Laboratorium berada di tenggara sekolah. Dari luar tempat ini adalah gedung satu lantai yang memiliki banyak jendela. Bukan berarti tempat ini kecil, karena laboratorium berada di bawah tanah yang tentunya memiliki ruangan besar.
Naruto berjalan di belakang Azazel sambil memandang beberapa pekerja yang seluruhnya memakai pakaian putih. Mereka lalu memasuki ruang bawah tanah. Ia tak hanya melihat saja, melainkan mengobservasi.
Mereka berdua menghampiri seorang wanita berbadan ramping yang memiliki warna rambut sama seperti Naruto, hanya saja warna kuning rambut wanita itu lebih pucat. Wanita itu menoleh saat menyadari ada yang mendekat.

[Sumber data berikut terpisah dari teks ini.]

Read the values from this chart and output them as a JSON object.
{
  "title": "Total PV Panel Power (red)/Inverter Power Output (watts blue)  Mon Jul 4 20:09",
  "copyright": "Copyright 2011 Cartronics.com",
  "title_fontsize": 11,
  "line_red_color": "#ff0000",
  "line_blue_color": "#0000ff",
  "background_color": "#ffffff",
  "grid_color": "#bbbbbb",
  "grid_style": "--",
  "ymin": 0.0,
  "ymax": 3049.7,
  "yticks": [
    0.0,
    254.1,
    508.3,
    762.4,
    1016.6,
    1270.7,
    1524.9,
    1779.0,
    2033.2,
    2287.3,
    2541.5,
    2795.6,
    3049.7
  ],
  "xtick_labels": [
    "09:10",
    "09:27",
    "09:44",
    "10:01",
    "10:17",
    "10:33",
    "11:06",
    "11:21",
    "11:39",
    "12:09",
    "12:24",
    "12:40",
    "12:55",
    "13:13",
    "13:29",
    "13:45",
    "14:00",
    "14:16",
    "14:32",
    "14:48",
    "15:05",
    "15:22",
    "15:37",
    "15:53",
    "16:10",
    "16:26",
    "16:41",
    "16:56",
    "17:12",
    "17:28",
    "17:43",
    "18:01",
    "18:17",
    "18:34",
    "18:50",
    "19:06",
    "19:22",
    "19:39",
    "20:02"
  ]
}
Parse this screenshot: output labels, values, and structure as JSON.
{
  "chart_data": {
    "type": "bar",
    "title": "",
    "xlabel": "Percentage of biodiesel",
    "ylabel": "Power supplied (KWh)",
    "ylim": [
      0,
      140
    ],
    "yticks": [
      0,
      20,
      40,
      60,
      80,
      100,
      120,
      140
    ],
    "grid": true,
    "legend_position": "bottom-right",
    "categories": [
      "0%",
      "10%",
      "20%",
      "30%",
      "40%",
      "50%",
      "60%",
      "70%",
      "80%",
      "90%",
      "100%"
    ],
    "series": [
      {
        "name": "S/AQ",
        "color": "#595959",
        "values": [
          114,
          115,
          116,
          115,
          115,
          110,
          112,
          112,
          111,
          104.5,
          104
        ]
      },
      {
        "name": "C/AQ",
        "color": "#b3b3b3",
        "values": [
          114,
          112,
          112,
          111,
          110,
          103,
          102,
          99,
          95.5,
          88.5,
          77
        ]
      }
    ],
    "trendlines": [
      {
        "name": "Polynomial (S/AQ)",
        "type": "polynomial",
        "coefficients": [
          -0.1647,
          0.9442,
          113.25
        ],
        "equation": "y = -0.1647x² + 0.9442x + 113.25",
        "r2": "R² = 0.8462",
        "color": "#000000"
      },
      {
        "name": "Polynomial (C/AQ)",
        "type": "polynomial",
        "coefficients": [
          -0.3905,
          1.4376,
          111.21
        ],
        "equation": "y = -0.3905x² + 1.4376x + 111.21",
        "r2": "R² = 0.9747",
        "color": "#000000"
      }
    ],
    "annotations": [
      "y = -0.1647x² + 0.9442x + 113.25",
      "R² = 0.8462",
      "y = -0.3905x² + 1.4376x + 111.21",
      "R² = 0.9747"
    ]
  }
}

Ia lalu membungkuk setelah tahu siapa yang menghampirinya.
"Naruto, kenalkan, wanita ini namanya Senju Tsunade, beliau adalah profesor yang memimpin unit pemeriksaan Mana di sekolah ini."
Naruto merendahkan badannya. "Salam kenal Profesor Tsunade, namaku Namikaze Naruto. Mohon kerja samanya untuk tiga tahun ke depan."
"Aku datang ke sini untuk memintamu memeriksa kapasitas Mana yang dimiliki oleh Naruto," kata Azazel.
"Akan kulaksanakan Azazel-sama. Naruto, ikuti aku!"
Tsunade lalu mengajak Naruto masuk ke ruangan serba putih yang di tengahnya terdapat sebuah altar. Tsunade menyuruh Naruto untuk berdiri di atas altar sambil mengeluarkan ledakan Mana sekuat yang ia bisa. Di tangan wanita pirang itu sudah ada sebuah tablet berukuran tidak terlalu besar yang akan menampilkan jumlah Mana Naruto.
"Kau sudah siap?" tanya Tsunade dari balik kaca yang menjadi pemisah antara mereka. Azazel berdiri di samping Tsunade.
Naruto mengangguk tanda sudah siap. Ia lalu berkonsentrasi membangunkan Mana-nya dan mengeluarkannya menjadi ledakan Mana.
Seketika setelah Naruto mengeluarkan ledakan Mana, seluruh tubuh remaja pirang itu terselimuti oleh aura emas pekat. Tablet yang berada di tangan Tsunade menunjukkan peningkatan angka dari 30-189-550-860 sampai berhenti di angka 1013.
Kapasitas Mana Naruto berjumlah 1013, angka yang sangat besar untuk ukuran murid kelas satu. Angka itu sudah cukup membuat Tsunade terbengong dengan mulut membuka. Baru kali ini ia menyaksikan remaja berumur 15 tahun dengan kapasitas Mana yang setara seorang guru di sini.
'Perkembangan Mana yang cukup pesat hanya dalam waktu sebulan. Terakhir kulihat di berkas itu Mana Naruto berada di angka 936. Dia pasti menjalani latihan yang berat setiap harinya,' batin Azazel tersenyum misterius.
'Sepertinya sekolah ini akan sangat menarik jika jajaran peringkat atas harga kepala akan kacau oleh kedatangan Naruto. Khu khu khu, ini adalah tiga tahun yang paling aku tunggu.'
Sesudah sesi tes selesai, Tsunade memberi tahu pada Naruto jumlah Mana yang ia miliki sekarang. Naruto sendiri terlihat kaget dengan perkembangan Mana yang meningkat cukup pesat.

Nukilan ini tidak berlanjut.